34 skills built and running. 128 scripts. 23 named cognitive primitives, 18 validated through independence testing. a code intelligence system tracking thousands of symbols across multiple repositories. adversarial review pipelines where independent specialist agents stress-test outputs before they ship. a measurement framework tracking every session. 22 scheduled automations. two AI agents with distinct cognitive roles coordinated through a shared knowledge layer.

I say this not to flex. I say it because every piece exists because the simpler version failed. the three-layer memory exists because a flat file system became unusable at 200 files. the write gate exists because the index bloated to 34KB and started losing entries past line 200. the anticipation primitives exist because I kept forgetting to check things I told myself I’d check. every piece of infrastructure was built in response to a real failure, not in anticipation of a theoretical one.

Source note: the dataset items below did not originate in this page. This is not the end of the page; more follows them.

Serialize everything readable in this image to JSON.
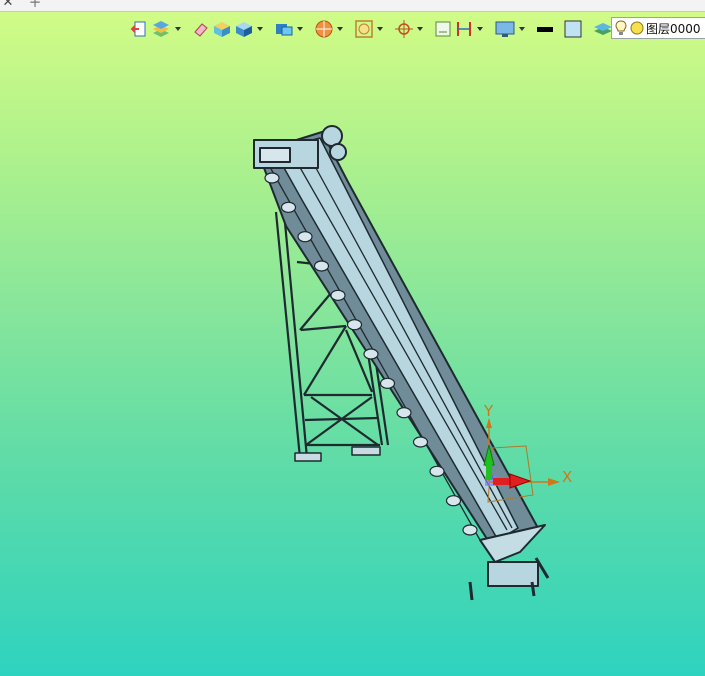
{
  "tabs": {
    "close_glyph": "✕",
    "add_glyph": "+"
  },
  "toolbar": {
    "icons": [
      "exit-view-icon",
      "display-style-icon",
      "eraser-icon",
      "solid-box-icon",
      "view-cube-icon",
      "component-icon",
      "sphere-section-icon",
      "zoom-fit-icon",
      "target-icon",
      "frame-icon",
      "dimension-icon",
      "monitor-icon",
      "color-black-swatch",
      "fill-light-blue-swatch",
      "layer-stack-icon"
    ],
    "black_color": "#000000",
    "fill_color": "#bfe3f0"
  },
  "layer": {
    "name": "图层0000"
  },
  "triad": {
    "x_label": "X",
    "y_label": "Y"
  },
  "colors": {
    "bg_top": "#d4fc86",
    "bg_bottom": "#2ed3bf",
    "model_fill": "#b8d6e0",
    "axis_x": "#e02020",
    "axis_y": "#20c020"
  }
}
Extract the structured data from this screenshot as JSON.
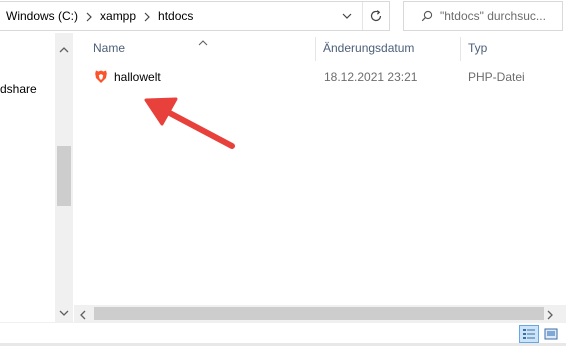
{
  "address": {
    "crumbs": [
      "Windows (C:)",
      "xampp",
      "htdocs"
    ]
  },
  "search": {
    "placeholder": "\"htdocs\" durchsuc..."
  },
  "nav": {
    "items": [
      {
        "label": "dshare"
      }
    ]
  },
  "columns": {
    "name": "Name",
    "date": "Änderungsdatum",
    "type": "Typ"
  },
  "files": [
    {
      "name": "hallowelt",
      "date": "18.12.2021 23:21",
      "type": "PHP-Datei",
      "icon": "brave-lion-icon"
    }
  ],
  "annotation": {
    "color": "#e8413c",
    "icon": "red-arrow-icon"
  },
  "status": {
    "views": [
      "details-view-icon",
      "large-icons-view-icon"
    ]
  },
  "colors": {
    "header_text": "#4c607a",
    "secondary_text": "#6d6d6d",
    "brave_orange": "#fb542b",
    "selection": "#cce4f7"
  }
}
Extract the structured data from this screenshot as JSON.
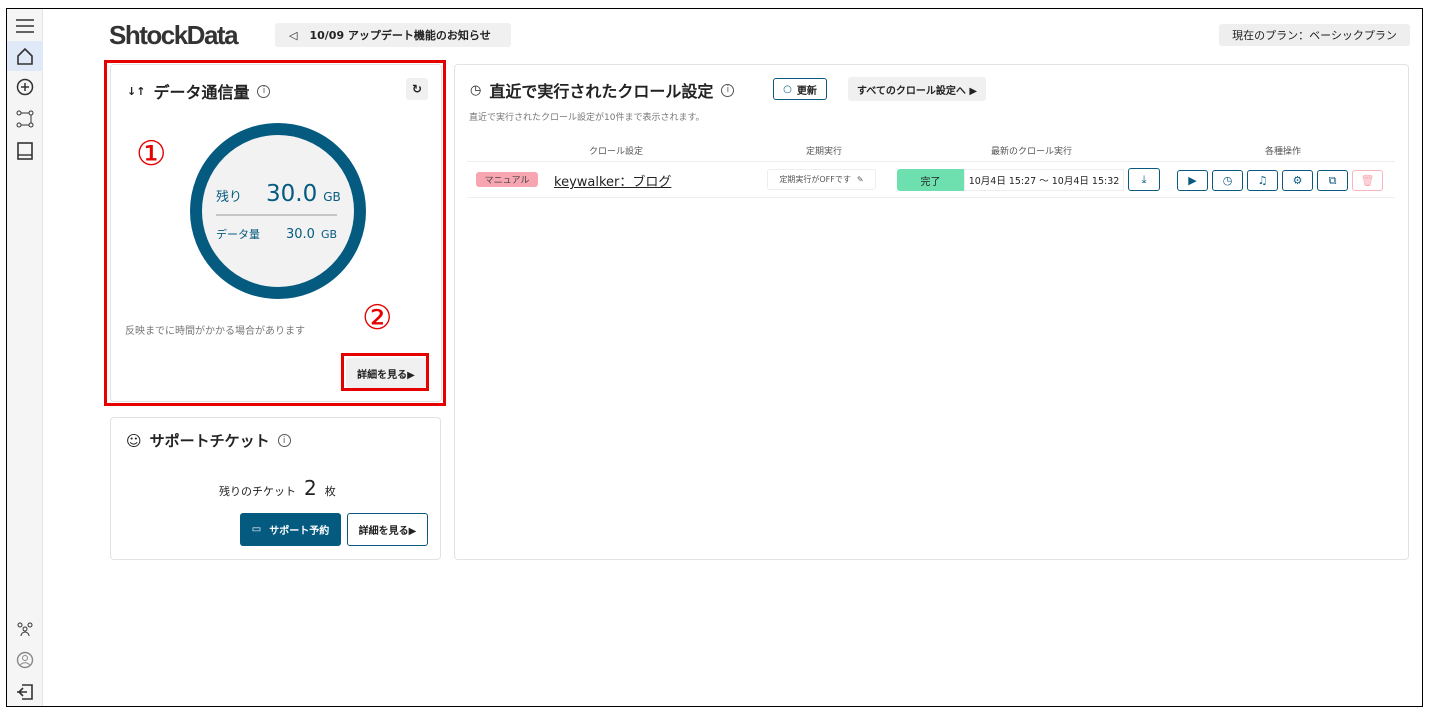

the system is a scar map. every feature marks where something broke.

the four questions

if you’re building a personal knowledge system and it’s starting to feel like a filing cabinet, ask four questions:

does it forget? if nothing ever leaves the active layer, you’re building a database. decay is not data loss. it’s attention management. detail persists in the deep layer. the active layer stays light.

does it speak first? if you have to search every time, you’re doing the system’s job. the system should watch, pattern-match, and surface. not replace your judgment. just tap you when something matters.

does it understand connections? if your entities are stored in rows, you have a database. if they’re nodes with typed edges, you have a map. a filing cabinet knows what it contains. a knowledge graph knows how things relate, what depends on what, and what changes when something moves. backlinks are the starting point. typed relationships are the destination.

does it have layers? if every piece of information lives at the same depth with the same visibility, you have a filing cabinet with a search bar. separate the index from the detail from the graph from the awareness. different half-lives. different connectivity. different purposes.

Drew asked how to keep it feeling like a living network instead of a filing cabinet.

the answer: build a system that forgets, speaks first, maps real relationships, and separates what’s hot from what’s cold. the filing cabinet stores everything equally. the living system knows what matters right now and how it connects to everything else.